消滅しちゃうんで、まとめるものもありませんが、お疲れ様でした。

ぷららモバイルLTEの評判

下記は2016年1月に記載したぷららモバイルLTEの評判です。1年半以上前の話ですが、今から考えると、ここまでよくしぶとく生き延びたなと思う次第です。

—— ぷららモバイルLTEの評判 ——
2014年9月にぷららモバイルLTEの無制限プランが発表されたとき、ネットでかなりの評判になりました。それから9ヵ月後、ぷららモバイルLTEは一部の人が使う格安SIMに落ち着きました。

出だしはかなりの評判を集めましたが、今ではぷららモバイルLTEはあまり話題に上がりません。原因は通信速度が遅くなったためです。サービス開始当初は2Mbps程度出ていたらしいですが、最近では平日で1Mbps(18時から22時の間は0.5Mbps)、休日は1Mbpsに低下しています。

家のインターネットと置き換えようとする人がいますが、ぷららモバイルLTEの定額プランは遅すぎます。Windowsの更新プログラム(例100MB)をアップデートするのに、通信速度が1Mbpsだと13分くらいかかってしまいます。ちょっとしたアプリケーション(例1GB)をダウンロードするのに、2時間くらいかかったりします。

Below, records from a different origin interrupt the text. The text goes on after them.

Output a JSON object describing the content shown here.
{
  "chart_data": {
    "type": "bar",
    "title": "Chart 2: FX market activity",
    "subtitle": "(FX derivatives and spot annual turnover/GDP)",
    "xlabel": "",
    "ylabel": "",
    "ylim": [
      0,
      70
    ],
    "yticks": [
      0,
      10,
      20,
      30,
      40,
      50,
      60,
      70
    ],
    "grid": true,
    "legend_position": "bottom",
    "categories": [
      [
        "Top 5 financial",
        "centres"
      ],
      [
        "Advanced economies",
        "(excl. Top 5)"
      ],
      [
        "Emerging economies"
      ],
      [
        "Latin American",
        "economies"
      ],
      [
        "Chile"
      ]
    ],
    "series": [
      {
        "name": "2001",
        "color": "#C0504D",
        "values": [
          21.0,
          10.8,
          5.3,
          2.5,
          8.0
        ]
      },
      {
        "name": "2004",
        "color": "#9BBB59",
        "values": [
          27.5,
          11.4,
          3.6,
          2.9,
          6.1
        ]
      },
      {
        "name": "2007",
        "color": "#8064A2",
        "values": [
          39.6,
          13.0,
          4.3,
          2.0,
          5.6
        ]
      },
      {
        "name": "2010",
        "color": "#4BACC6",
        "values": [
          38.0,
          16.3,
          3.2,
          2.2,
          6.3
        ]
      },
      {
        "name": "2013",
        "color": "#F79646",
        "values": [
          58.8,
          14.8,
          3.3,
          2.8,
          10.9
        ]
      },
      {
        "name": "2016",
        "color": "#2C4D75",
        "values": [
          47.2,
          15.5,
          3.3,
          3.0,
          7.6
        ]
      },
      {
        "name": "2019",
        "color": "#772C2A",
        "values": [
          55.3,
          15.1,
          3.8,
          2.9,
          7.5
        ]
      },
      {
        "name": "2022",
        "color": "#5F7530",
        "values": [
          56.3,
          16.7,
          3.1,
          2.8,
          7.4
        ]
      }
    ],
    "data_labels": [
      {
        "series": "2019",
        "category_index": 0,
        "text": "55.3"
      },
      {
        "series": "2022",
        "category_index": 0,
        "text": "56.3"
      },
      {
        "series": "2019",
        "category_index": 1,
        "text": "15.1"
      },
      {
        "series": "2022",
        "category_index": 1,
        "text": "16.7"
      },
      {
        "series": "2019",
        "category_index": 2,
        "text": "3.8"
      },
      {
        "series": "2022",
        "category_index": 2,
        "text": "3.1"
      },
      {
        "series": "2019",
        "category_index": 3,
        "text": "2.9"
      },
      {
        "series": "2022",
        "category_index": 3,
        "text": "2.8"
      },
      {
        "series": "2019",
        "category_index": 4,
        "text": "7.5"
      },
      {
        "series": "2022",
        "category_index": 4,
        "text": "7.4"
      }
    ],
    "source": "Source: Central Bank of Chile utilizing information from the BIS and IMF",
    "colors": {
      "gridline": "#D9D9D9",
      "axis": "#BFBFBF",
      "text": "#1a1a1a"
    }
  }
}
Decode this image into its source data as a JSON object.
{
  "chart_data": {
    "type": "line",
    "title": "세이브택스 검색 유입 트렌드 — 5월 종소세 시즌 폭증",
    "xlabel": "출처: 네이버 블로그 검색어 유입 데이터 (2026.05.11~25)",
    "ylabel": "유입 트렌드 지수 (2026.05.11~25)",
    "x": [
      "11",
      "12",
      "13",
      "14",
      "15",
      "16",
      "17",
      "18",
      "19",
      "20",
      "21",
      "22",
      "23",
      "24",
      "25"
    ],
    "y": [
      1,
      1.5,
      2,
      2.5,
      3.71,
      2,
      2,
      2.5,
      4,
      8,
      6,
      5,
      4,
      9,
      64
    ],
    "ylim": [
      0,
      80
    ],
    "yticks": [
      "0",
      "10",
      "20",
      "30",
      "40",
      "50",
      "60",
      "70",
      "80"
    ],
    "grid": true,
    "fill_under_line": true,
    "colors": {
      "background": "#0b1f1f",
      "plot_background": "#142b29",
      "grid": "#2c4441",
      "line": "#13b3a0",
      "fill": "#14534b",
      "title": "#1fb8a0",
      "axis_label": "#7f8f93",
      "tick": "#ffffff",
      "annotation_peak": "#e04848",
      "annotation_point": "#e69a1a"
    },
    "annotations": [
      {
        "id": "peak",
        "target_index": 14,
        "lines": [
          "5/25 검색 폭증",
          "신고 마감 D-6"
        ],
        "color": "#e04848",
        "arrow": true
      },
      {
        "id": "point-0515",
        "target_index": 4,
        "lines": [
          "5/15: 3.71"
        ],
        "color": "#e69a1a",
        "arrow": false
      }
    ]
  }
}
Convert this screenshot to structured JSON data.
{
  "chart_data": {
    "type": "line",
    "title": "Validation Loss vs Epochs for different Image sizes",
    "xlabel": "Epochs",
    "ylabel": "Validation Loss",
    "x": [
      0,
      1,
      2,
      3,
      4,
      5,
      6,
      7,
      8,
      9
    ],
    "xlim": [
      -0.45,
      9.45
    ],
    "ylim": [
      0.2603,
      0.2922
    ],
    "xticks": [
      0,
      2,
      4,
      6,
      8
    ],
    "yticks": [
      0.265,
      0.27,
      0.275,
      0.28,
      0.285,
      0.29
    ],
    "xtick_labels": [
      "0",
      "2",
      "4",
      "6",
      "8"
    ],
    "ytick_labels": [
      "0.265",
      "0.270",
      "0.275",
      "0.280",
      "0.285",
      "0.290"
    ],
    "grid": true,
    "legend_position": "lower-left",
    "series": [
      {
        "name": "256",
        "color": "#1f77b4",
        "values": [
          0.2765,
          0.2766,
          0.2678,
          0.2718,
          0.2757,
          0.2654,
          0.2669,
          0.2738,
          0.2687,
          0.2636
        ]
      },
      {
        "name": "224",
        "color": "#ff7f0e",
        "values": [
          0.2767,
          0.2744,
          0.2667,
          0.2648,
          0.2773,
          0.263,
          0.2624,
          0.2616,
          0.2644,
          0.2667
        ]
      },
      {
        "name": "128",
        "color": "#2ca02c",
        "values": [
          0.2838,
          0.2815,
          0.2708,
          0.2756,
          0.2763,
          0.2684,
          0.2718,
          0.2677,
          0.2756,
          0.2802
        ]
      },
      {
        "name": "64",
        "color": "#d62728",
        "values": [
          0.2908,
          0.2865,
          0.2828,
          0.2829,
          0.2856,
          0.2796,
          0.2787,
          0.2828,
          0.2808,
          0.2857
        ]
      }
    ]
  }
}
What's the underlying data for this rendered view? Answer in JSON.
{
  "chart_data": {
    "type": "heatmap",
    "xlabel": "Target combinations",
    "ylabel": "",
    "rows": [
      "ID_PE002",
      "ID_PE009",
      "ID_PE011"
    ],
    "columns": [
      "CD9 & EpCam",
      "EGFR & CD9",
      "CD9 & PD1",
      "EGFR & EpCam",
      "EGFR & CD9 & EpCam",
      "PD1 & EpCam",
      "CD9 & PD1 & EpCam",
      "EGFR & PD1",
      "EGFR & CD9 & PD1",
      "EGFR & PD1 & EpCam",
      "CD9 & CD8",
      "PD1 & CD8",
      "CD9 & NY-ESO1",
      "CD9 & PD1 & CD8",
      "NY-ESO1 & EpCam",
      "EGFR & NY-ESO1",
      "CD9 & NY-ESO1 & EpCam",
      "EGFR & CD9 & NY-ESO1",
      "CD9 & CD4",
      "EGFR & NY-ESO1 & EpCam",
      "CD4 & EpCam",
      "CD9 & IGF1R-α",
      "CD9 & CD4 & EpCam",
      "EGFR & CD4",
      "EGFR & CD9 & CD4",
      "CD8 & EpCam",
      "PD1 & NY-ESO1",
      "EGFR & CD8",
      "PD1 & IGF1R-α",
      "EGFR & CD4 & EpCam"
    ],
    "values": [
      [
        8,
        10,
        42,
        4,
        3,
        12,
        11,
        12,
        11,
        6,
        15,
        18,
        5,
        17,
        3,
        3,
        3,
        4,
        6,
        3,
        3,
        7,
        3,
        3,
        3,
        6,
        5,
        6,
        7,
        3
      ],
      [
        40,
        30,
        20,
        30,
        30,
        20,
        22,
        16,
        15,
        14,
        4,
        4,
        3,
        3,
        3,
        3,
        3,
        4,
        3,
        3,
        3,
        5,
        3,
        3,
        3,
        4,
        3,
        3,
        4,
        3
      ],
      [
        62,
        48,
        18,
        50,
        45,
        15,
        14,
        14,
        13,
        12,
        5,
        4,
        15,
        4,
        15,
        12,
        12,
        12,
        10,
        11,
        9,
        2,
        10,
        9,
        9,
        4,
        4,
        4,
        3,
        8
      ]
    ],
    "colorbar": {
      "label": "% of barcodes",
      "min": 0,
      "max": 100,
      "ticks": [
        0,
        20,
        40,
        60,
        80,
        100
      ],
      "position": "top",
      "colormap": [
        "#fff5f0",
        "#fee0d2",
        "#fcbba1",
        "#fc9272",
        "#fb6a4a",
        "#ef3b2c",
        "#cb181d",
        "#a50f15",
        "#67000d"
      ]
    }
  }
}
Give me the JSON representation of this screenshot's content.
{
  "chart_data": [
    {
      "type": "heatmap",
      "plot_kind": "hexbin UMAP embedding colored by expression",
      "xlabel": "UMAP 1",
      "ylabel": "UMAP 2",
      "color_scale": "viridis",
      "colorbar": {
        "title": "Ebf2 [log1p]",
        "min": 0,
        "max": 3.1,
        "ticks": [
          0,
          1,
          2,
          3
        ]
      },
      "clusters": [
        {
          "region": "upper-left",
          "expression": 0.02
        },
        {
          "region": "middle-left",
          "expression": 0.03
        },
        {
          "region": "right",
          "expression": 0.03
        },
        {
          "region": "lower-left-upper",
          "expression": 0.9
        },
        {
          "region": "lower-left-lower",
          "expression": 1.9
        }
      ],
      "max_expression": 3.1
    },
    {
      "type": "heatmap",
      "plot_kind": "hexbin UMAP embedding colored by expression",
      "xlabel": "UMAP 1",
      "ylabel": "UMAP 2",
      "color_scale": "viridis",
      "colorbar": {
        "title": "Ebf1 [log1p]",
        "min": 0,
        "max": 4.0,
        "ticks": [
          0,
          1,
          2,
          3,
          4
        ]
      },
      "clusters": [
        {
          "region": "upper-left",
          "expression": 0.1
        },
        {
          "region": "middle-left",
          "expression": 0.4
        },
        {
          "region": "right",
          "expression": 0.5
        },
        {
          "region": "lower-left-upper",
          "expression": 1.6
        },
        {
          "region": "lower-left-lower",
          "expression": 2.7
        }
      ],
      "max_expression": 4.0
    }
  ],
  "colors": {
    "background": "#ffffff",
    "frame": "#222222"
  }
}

ぷららモバイルLTEの唯一といって良い利用用途はYoutube等の動画サイトを見ることでしたが、最近の速度低下によりかなりの時間帯で普通画質(360p)でも再生途中でちょこちょこ止まるようになっています。

ぷららモバイルLTEの申し込みから設定までの全て

その他の無制限プランのある格安SIM

  • UQ mobile
    • 月額1980円の無制限プランがあります。500kbpsの通信速度で3日で6GB使うことができます(1ヶ月で最大60GB)
  • U-mobile
    • 月額2480円でLTE使い放題という無制限プランがありますが、使えるデータ量は時期によって大幅に異なります。無制限ではありませんが、月額2380円で月25GB使えるプランがあります。かなり安くデータを大量に使えますが、通信速度の評判は悪いです。
  • DTI SIM
    • 月額2200円でネット使い放題という無制限プランがあります。1日1GB程度使えますが通信速度の評判は良くありません。
  • nuroモバイル
    • 月額2500円で1日5時間無制限でデータを使うことができますが、通信速度は遅いです。月額1500円で夜1時から朝6時まで無制限でデータを使えます。ただし、それ以外の時間帯は最大200kbpsに制限されます。